Oleh : Danang Febriansyah
Seorang ustadz sedang memberi tausyah kepada santri dan warga lingkungan sekitar yang hadir dalam pengajian rutin di pendapa pondok pesantren yang diasuhnya.
“Ada sebuah kisah nyata yang saya dengar langsung dari guru saya sewaktu nyantri tentang bagaimana seorang kyai ahli Qur’an menangani santri yang nakal dan cukup merepotkan pengurus pondok.”
Ingatan Ustadz Haikal menerawang jauh dua puluh tahun yang lalu.
- Iklan -
***
Lelaki sekitar lima puluh tahunan, berpeci hitam dengan kacamata frame tebal berwarna hitam itu tampak khusyuk membaca kitab kuning di kursi teras rumahnya yang teduh. Tampak beberapa kali ia menulis sebuah catatan di meja. Sesekali dia menerawang sambil kalimah-kalimah dzikir dan doa terucap untuk kebaikan.
Dari halaman depan dua orang lelaki muda mengenakan sarung mendekatinya. Selepas mengucap salam kedua lelaki muda itu menjabat tangan dan mencium punggung tangannya.
“Mohon ijin bertanya, Kyai Umar,” ucap lelaki muda berpeci putih mengawali bicara.
Lelaki yang sedang membaca kitab kuning itu menutup kitabnya. Lelaki yang disebut Kyai Umar itu kemudian melepas kacamata dan meletakkan kacamata itu di atas meja.
“Monggo, duduk dulu,” kata Kyai Umar mempersilakan dua orang itu sambil tersenyum.
Kedua orang itu kemudian duduk.
“Silakan, mau bertanya tentang apa?” Tanya Kyai Umar masih dengan senyumnya.
Dua orang itu saling sikut, sebuah kode untuk bicara lebih dulu antara salah satunya.
“Mbok ya santai saja. Kalian kan sudah ngajar ngaji di pondok ini. Silakan bicara saja, nggak usah takut-takut. Saya kan nggak menghukum kalian.” Kyai Umar mencoba menengahi.
“Anu, Kyai,” ucap yang berpeci putih., “Anu….”
“Fanani, nggak seperti biasanya kamu grogi begitu. Biasanya kamu sebagai pengurus pondok tegas pada santri-santri.”
“Begini, Kyai.” Lelaki yang berkoko lengan pendek mulai bicara.
“Teruskan, Akbar.” Kyai Umar mengalihkan pandangan pada Akbar.
Sementara Fanani masih menunduk.
“Sekitar satu bulan yang lalu, kami sebagai pengurus pondok mendata santri-santri yang nakal, sesuai permintaan Kyai Umar…,” Akbar mulai bicara, raut mukanya terlihat serius. Terlihat Akbar menghela napas.

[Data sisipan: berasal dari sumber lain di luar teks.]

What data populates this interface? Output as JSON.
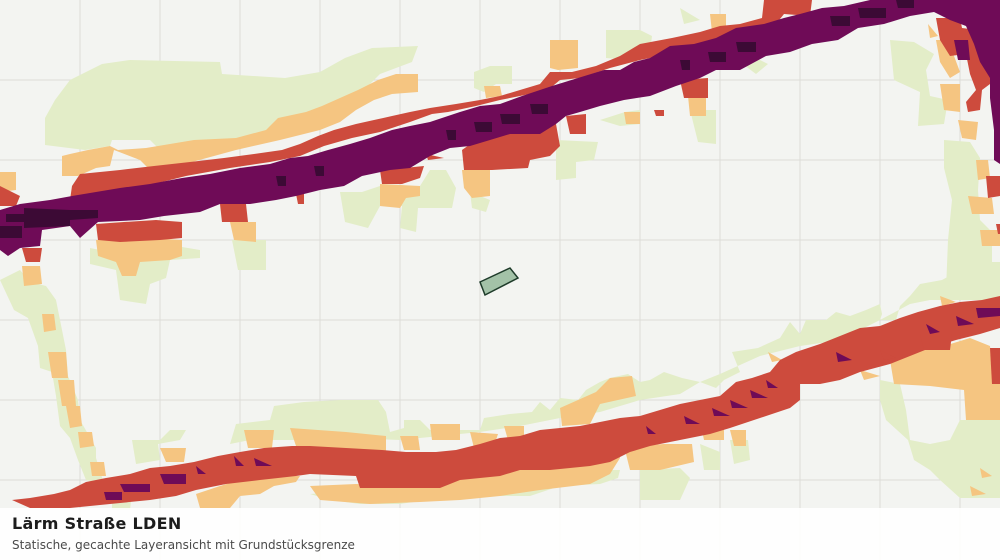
{
  "caption": {
    "title": "Lärm Straße LDEN",
    "subtitle": "Statische, gecachte Layeransicht mit Grundstücksgrenze"
  },
  "colors": {
    "background": "#f3f4f1",
    "grid": "#dcdcd8",
    "noise_level_1": "#e3edc8",
    "noise_level_2": "#f5c581",
    "noise_level_3": "#cd4b3d",
    "noise_level_4": "#6f0b57",
    "noise_level_5": "#3c0a35",
    "parcel_fill": "#a3c2a8",
    "parcel_stroke": "#1e3b2a"
  },
  "layers": [
    "noise-level-1",
    "noise-level-2",
    "noise-level-3",
    "noise-level-4",
    "noise-level-5",
    "parcel-boundary"
  ]
}
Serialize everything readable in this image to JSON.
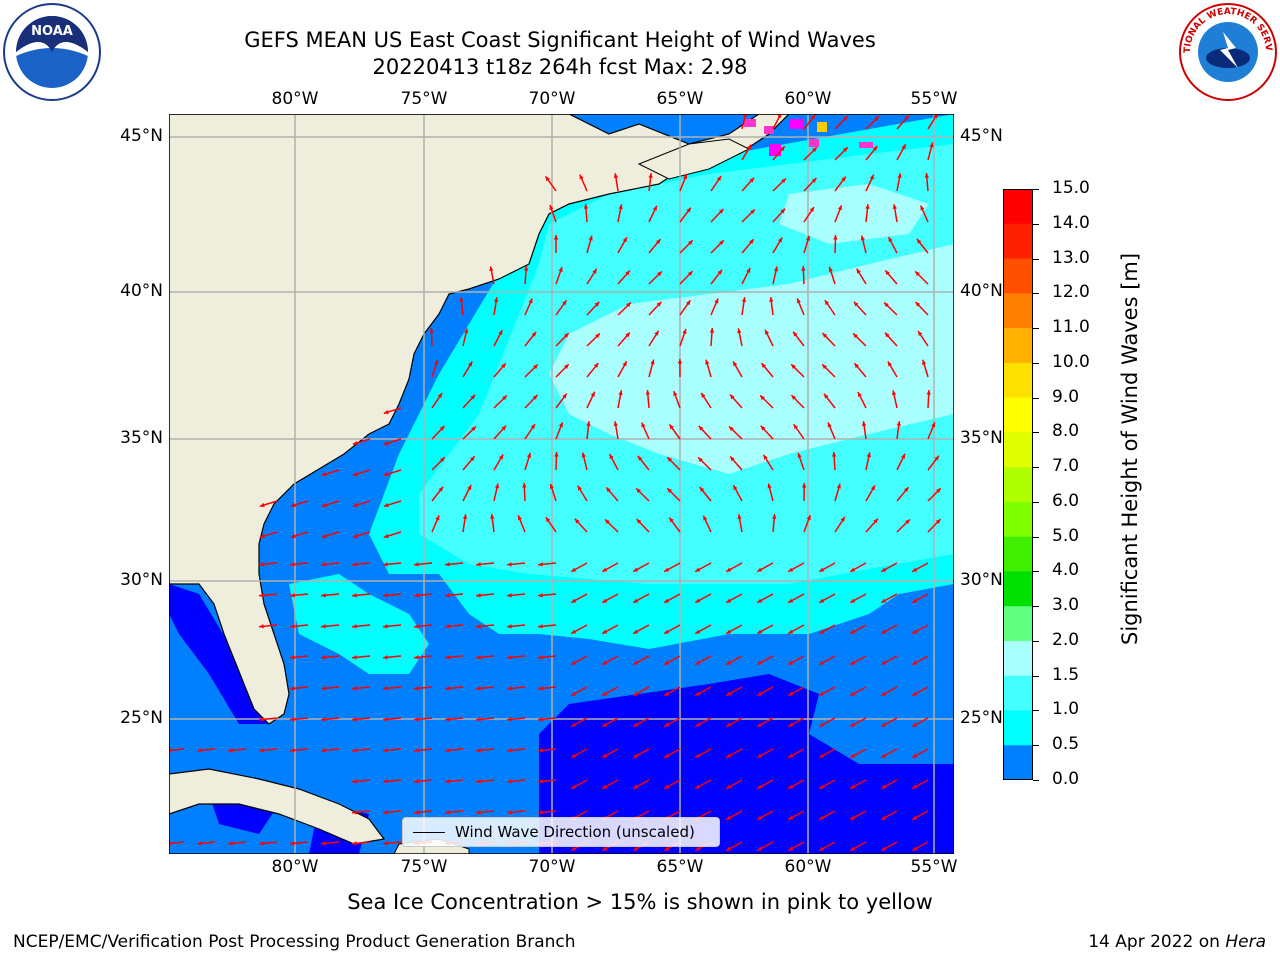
{
  "header": {
    "title_line1": "GEFS MEAN US East Coast Significant Height of Wind Waves",
    "title_line2": "20220413 t18z 264h fcst   Max: 2.98"
  },
  "logos": {
    "left_text": "NOAA",
    "right_text": "NATIONAL WEATHER SERVICE"
  },
  "map": {
    "lon_labels": [
      "80°W",
      "75°W",
      "70°W",
      "65°W",
      "60°W",
      "55°W"
    ],
    "lat_labels": [
      "45°N",
      "40°N",
      "35°N",
      "30°N",
      "25°N"
    ],
    "legend_label": "Wind Wave Direction (unscaled)",
    "colors": {
      "land": "#efeedd",
      "blue_dark": "#0000ff",
      "blue_mid": "#0080ff",
      "cyan": "#00ffff",
      "cyan_light": "#44ffff",
      "cyan_pale": "#aaffff",
      "arrow": "#ff0000",
      "ice": "#ff33cc"
    }
  },
  "colorbar": {
    "title": "Significant Height of Wind Waves [m]",
    "ticks": [
      "15.0",
      "14.0",
      "13.0",
      "12.0",
      "11.0",
      "10.0",
      "9.0",
      "8.0",
      "7.0",
      "6.0",
      "5.0",
      "4.0",
      "3.0",
      "2.0",
      "1.5",
      "1.0",
      "0.5",
      "0.0"
    ],
    "colors": [
      "#ff0000",
      "#ff2000",
      "#ff5000",
      "#ff8000",
      "#ffb000",
      "#ffe000",
      "#ffff00",
      "#e0ff00",
      "#b0ff00",
      "#80ff00",
      "#40ee00",
      "#00e000",
      "#60ff80",
      "#aaffff",
      "#44ffff",
      "#00ffff",
      "#0080ff",
      "#0000ff"
    ]
  },
  "footer": {
    "subtitle": "Sea Ice Concentration > 15% is shown in pink to yellow",
    "left": "NCEP/EMC/Verification Post Processing Product Generation Branch",
    "right_date": "14 Apr 2022 on",
    "right_host": "Hera"
  }
}
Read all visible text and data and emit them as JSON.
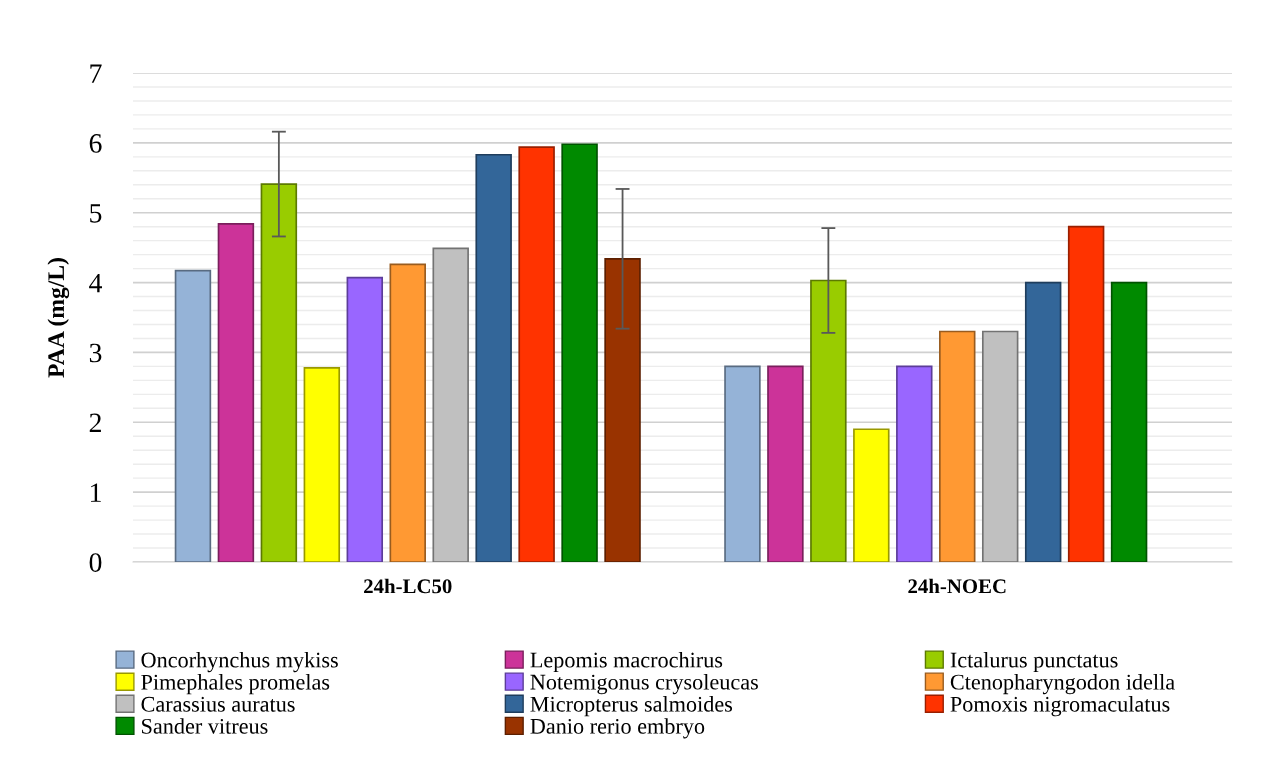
{
  "chart_data": {
    "type": "bar",
    "ylabel": "PAA (mg/L)",
    "categories": [
      "24h-LC50",
      "24h-NOEC"
    ],
    "series": [
      {
        "name": "Oncorhynchus mykiss",
        "color": "#95b3d7",
        "values": [
          4.17,
          2.8
        ]
      },
      {
        "name": "Lepomis macrochirus",
        "color": "#cc3399",
        "values": [
          4.84,
          2.8
        ]
      },
      {
        "name": "Ictalurus punctatus",
        "color": "#99cc00",
        "values": [
          5.41,
          4.03
        ],
        "errors": [
          0.75,
          0.75
        ]
      },
      {
        "name": "Pimephales promelas",
        "color": "#ffff00",
        "values": [
          2.78,
          1.9
        ]
      },
      {
        "name": "Notemigonus crysoleucas",
        "color": "#9966ff",
        "values": [
          4.07,
          2.8
        ]
      },
      {
        "name": "Ctenopharyngodon idella",
        "color": "#ff9933",
        "values": [
          4.26,
          3.3
        ]
      },
      {
        "name": "Carassius auratus",
        "color": "#c0c0c0",
        "values": [
          4.49,
          3.3
        ]
      },
      {
        "name": "Micropterus salmoides",
        "color": "#336699",
        "values": [
          5.83,
          4.0
        ]
      },
      {
        "name": "Pomoxis nigromaculatus",
        "color": "#ff3300",
        "values": [
          5.94,
          4.8
        ]
      },
      {
        "name": "Sander vitreus",
        "color": "#008a00",
        "values": [
          5.98,
          4.0
        ]
      },
      {
        "name": "Danio rerio embryo",
        "color": "#993300",
        "values": [
          4.34,
          null
        ],
        "errors": [
          1.0,
          null
        ]
      }
    ],
    "ylim": [
      0,
      7
    ],
    "yticks": [
      0,
      {
        "value": 0.2,
        "label": null
      },
      {
        "value": 0.4,
        "label": null
      },
      {
        "value": 0.6,
        "label": null
      },
      {
        "value": 0.8,
        "label": null
      },
      1,
      {
        "value": 1.2,
        "label": null
      },
      {
        "value": 1.4,
        "label": null
      },
      {
        "value": 1.6,
        "label": null
      },
      {
        "value": 1.8,
        "label": null
      },
      2,
      {
        "value": 2.2,
        "label": null
      },
      {
        "value": 2.4,
        "label": null
      },
      {
        "value": 2.6,
        "label": null
      },
      {
        "value": 2.8,
        "label": null
      },
      3,
      {
        "value": 3.2,
        "label": null
      },
      {
        "value": 3.4,
        "label": null
      },
      {
        "value": 3.6,
        "label": null
      },
      {
        "value": 3.8,
        "label": null
      },
      4,
      {
        "value": 4.2,
        "label": null
      },
      {
        "value": 4.4,
        "label": null
      },
      {
        "value": 4.6,
        "label": null
      },
      {
        "value": 4.8,
        "label": null
      },
      5,
      {
        "value": 5.2,
        "label": null
      },
      {
        "value": 5.4,
        "label": null
      },
      {
        "value": 5.6,
        "label": null
      },
      {
        "value": 5.8,
        "label": null
      },
      6,
      {
        "value": 6.2,
        "label": null
      },
      {
        "value": 6.4,
        "label": null
      },
      {
        "value": 6.6,
        "label": null
      },
      {
        "value": 6.8,
        "label": null
      },
      7
    ],
    "grid": "y",
    "legend": "bottom"
  }
}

“Lanjutkan,” ucap Kyai Umar meskipun sudah tahu ke arah mana kalimat yang diucapkan pengurus pondoknya.
***
Pondok pesantren di mana kyai Umar sebagai pengasuhnya merupakan salah satu pesantren tertua di kota kecil itu. Pondok yang terkenal karena sang pengasuh sebagai ahli Al Qur’an yang sangat tawadhu’ dan berhati-hati dalam masalah hukum agama. Karenanya banyak orang tua yang memasukkan anak-anak mereka ke pondok Kyai Umar untuk mendapatkan pendidikan Al Qur’an yang jelas sanad keilmuannya.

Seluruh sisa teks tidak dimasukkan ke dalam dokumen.